Six weeks later I began experiencing violent symptoms of infection, including fevers, chills, increased drainage, redness around the site, general malaise and weakness.  I went back into the hospital where they confirmed that it was infected and immediately put me into surgery.  I spent a week in the hospital and had three irrigation and debridement surgeries.  I left the hospital and had a Wound Vacuum Assisted Closure (V.A.C.) to help the wound heal.  Two weeks after leaving the hospital I went back in to get the wound surgically closed.  It was closed over suction drains, to assist with the drainage, and then I returned home.  A week or so later I noticed issues with the suction and drainage from the wound.  It wasn’t closing and there was a small hole similar to the one I had before my infection.  The doctor restitched it and gave it one more try.  It still didn’t close properly and then we went back to surgery with a plastic surgeon to allow him to weigh in with regards to skin/muscle grafts as a method of closure.  The Plastic Surgeon suggested a couple of months with the Wound VAC to see if it would close the wound.  A week after he placed the VAC I told him the numbers I had for drainage and he suggested I go to a non-military hospital where they have more experience in dealing with surgical wounds that go awry, like this one did.  It seemed that the main issue was that the bones removed were so close to my hip joint that joint fluid was constantly leaking from the hip joint.

Luckily, the strand of staph infection I had was not MRSA or VRSA, and was relatively easy to treat.  I took IV antibiotics, for nearly four months after the infection was diagnosed, and transitioned to oral antibiotics for another three months to ensure that the infection did not get into my bones that were so close to the surgical site.

I was lucky enough to be seen and treated by some of the best surgeons at UCLA, one of the best teaching hospitals in the country, and after one surgery the wound closed properly over drains.  After a period of a few months the drains stopped draining to the point where they could be removed, and the wound was healed.  This was quite an ordeal (lasting around 8 months with the antibiotic treatment), but regardless of the complications I really enjoy the benefits and would certainly do it again.  If I knew what I knew now though I would probably schedule three months off of work instead of two days.  I also had initially planned to have the surgery on my right hip but after doing range of motion exercises and stretching (and a few bony pops) the right hip has an almost normal range of motion.  At some point I may look to have the surgery but for now am enjoying my time spent outside of the hospital


The most thorough ‘scholarly’ article I found regarding HO was on Wikipedia.  Someone did a very good job editing this article and included many current references regarding the ailment.  Unfortunately, I didn’t find this article until about a month after I noticed the signs of HO in my body.

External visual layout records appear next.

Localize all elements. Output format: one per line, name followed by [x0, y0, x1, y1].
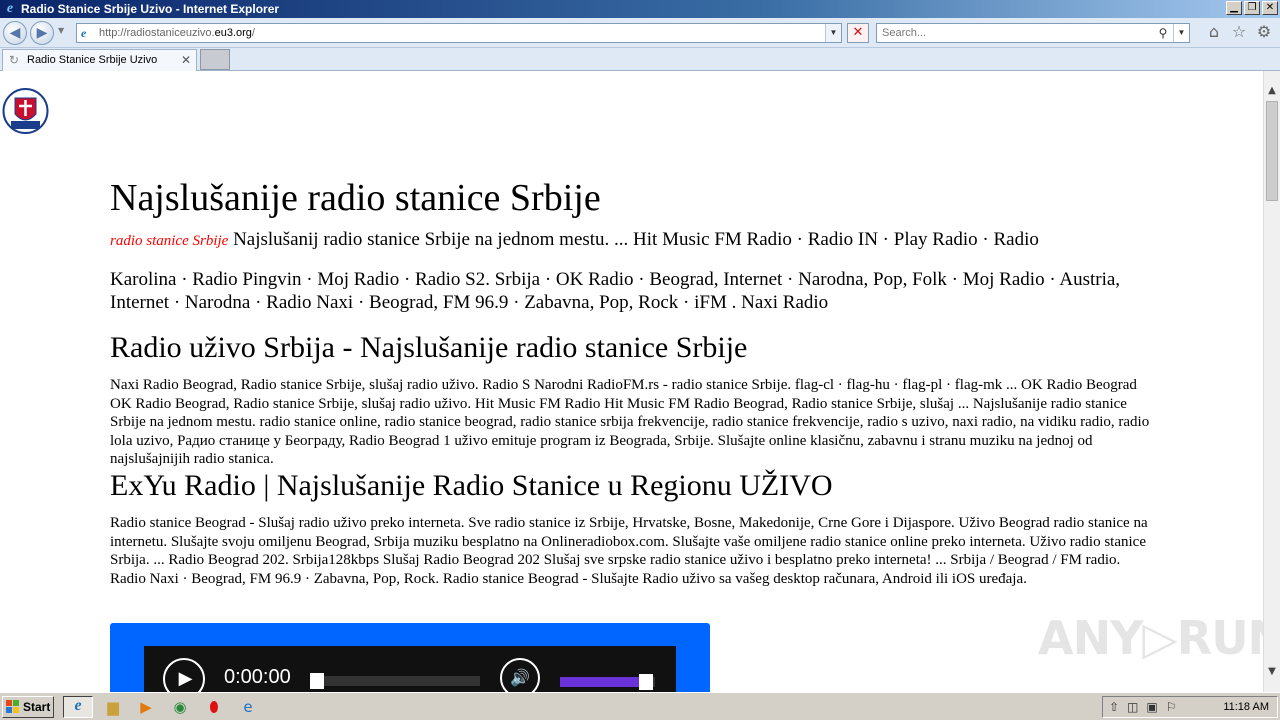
media-player-icon[interactable]: ▶ [131, 696, 161, 718]
audio-player: ▶ 0:00:00 🔊 [110, 623, 710, 692]
edge-icon[interactable]: e [233, 696, 263, 718]
favorites-star-icon[interactable]: ☆ [1229, 22, 1249, 42]
address-prefix: http://radiostaniceuzivo. [99, 27, 215, 39]
internet-explorer-icon: e [6, 1, 14, 16]
radio-stanice-srbije-link[interactable]: radio stanice Srbije [110, 233, 228, 249]
audio-controls: ▶ 0:00:00 🔊 [144, 646, 676, 692]
taskbar: Start e ▆ ▶ ◉ ⬮ e ⇧◫▣⚐ 11:18 AM [0, 692, 1280, 720]
intro-text-1: Najslušanij radio stanice Srbije na jedn… [228, 229, 1039, 250]
recent-pages-dropdown-icon[interactable]: ▼ [58, 26, 64, 35]
search-dropdown-icon[interactable]: ▼ [1173, 24, 1189, 42]
system-tray: ⇧◫▣⚐ 11:18 AM [1102, 696, 1278, 718]
home-icon[interactable]: ⌂ [1204, 22, 1224, 42]
chrome-icon[interactable]: ◉ [165, 696, 195, 718]
back-arrow-icon[interactable]: ◀ [3, 21, 27, 45]
tab-bar: ↻ Radio Stanice Srbije Uzivo ✕ [0, 48, 1280, 71]
page-heading: Najslušanije radio stanice Srbije [110, 177, 601, 219]
volume-fill [560, 677, 641, 687]
start-button[interactable]: Start [2, 696, 54, 718]
loading-spinner-icon: ↻ [9, 53, 20, 67]
section-paragraph-exyu-radio: Radio stanice Beograd - Slušaj radio uži… [110, 515, 1148, 587]
seek-thumb[interactable] [310, 673, 324, 689]
minimize-button[interactable]: ▁ [1226, 1, 1242, 15]
volume-slider[interactable] [560, 674, 655, 690]
forward-arrow-icon[interactable]: ▶ [30, 21, 54, 45]
address-dropdown-icon[interactable]: ▼ [825, 24, 841, 42]
stop-icon[interactable]: ✕ [847, 23, 869, 43]
scroll-thumb[interactable] [1266, 101, 1278, 201]
section-heading-radio-uzivo: Radio uživo Srbija - Najslušanije radio … [110, 331, 748, 364]
start-label: Start [23, 700, 51, 714]
new-tab-button[interactable] [200, 49, 230, 70]
playback-time: 0:00:00 [224, 666, 291, 688]
section-paragraph-radio-uzivo: Naxi Radio Beograd, Radio stanice Srbije… [110, 377, 1150, 467]
intro-paragraph: radio stanice Srbije Najslušanij radio s… [110, 228, 1150, 314]
site-logo-coat-of-arms [2, 88, 49, 134]
play-icon[interactable]: ▶ [163, 658, 205, 692]
tab-label: Radio Stanice Srbije Uzivo [27, 54, 158, 66]
close-tab-icon[interactable]: ✕ [181, 50, 191, 70]
address-suffix: / [251, 27, 255, 39]
search-icon[interactable]: ⚲ [1155, 24, 1171, 42]
search-input[interactable]: Search... ⚲ ▼ [876, 23, 1190, 43]
tools-gear-icon[interactable]: ⚙ [1254, 22, 1274, 42]
intro-line-1: radio stanice Srbije Najslušanij radio s… [110, 228, 1150, 253]
search-placeholder: Search... [882, 27, 927, 39]
tab-radio-stanice[interactable]: ↻ Radio Stanice Srbije Uzivo ✕ [2, 49, 197, 71]
window-title: Radio Stanice Srbije Uzivo - Internet Ex… [21, 2, 280, 16]
section-heading-exyu-radio: ExYu Radio | Najslušanije Radio Stanice … [110, 469, 833, 502]
opera-icon[interactable]: ⬮ [199, 696, 229, 718]
vertical-scrollbar[interactable]: ▲ ▼ [1263, 71, 1280, 692]
address-bar[interactable]: e http://radiostaniceuzivo.eu3.org/ ▼ [76, 23, 842, 43]
address-host: eu3.org [214, 27, 252, 39]
volume-thumb[interactable] [638, 674, 653, 690]
anyrun-watermark: ANY▷RUN [1038, 611, 1263, 665]
scroll-down-arrow-icon[interactable]: ▼ [1264, 664, 1280, 680]
navigation-bar: ◀ ▶ ▼ e http://radiostaniceuzivo.eu3.org/… [0, 18, 1280, 48]
windows-logo-icon [6, 700, 19, 713]
maximize-button[interactable]: ❐ [1244, 1, 1260, 15]
internet-explorer-icon[interactable]: e [63, 696, 93, 718]
volume-speaker-icon[interactable]: 🔊 [500, 658, 540, 692]
page-icon: e [81, 26, 87, 40]
window-title-bar: e Radio Stanice Srbije Uzivo - Internet … [0, 0, 1280, 18]
close-window-button[interactable]: ✕ [1262, 1, 1278, 15]
page-viewport: Najslušanije radio stanice Srbije radio … [0, 71, 1263, 692]
seek-bar[interactable] [310, 673, 480, 689]
tray-icons[interactable]: ⇧◫▣⚐ [1109, 697, 1185, 717]
intro-line-2: Karolina · Radio Pingvin · Moj Radio · R… [110, 269, 1121, 313]
file-explorer-icon[interactable]: ▆ [98, 696, 128, 718]
scroll-up-arrow-icon[interactable]: ▲ [1264, 83, 1280, 99]
clock[interactable]: 11:18 AM [1223, 697, 1269, 717]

In summary, if you know anyone that is newly paralyzed or an amputee, I highly suggest you refer them to some of the reference materials regarding this condition.  Every situation is different, but I can certainly tell you from my experience that early prevention of this condition is much easier than getting rid of it once the bony matrices have settled.  Finding a good surgeon to do this surgery is very difficult and you should ask very pointed, sometimes uncomfortable, questions including:

-How many times have you done this surgery?

-Are there clients you have done this operation on that I can contact?

-Is this hospital equipped with advanced surgeons who can assist if there are complications with my surgery?

Many doctors and surgeons have never heard of this condition before.  The first Orthopedic Surgeon I saw about this issue asked me ‘Heterotopic Ossification?  What is that?’ followed by ‘Can we even do that surgery here?’ after my explanation of the condition.  No matter how you look at this condition, it is very serious and life-changing for individuals already dealing with catastrophic injuries.  My advice to everyone at risk is to prevent it before it starts and to do as much research as you possibly can to understand the potential courses of treatment before going under the knife.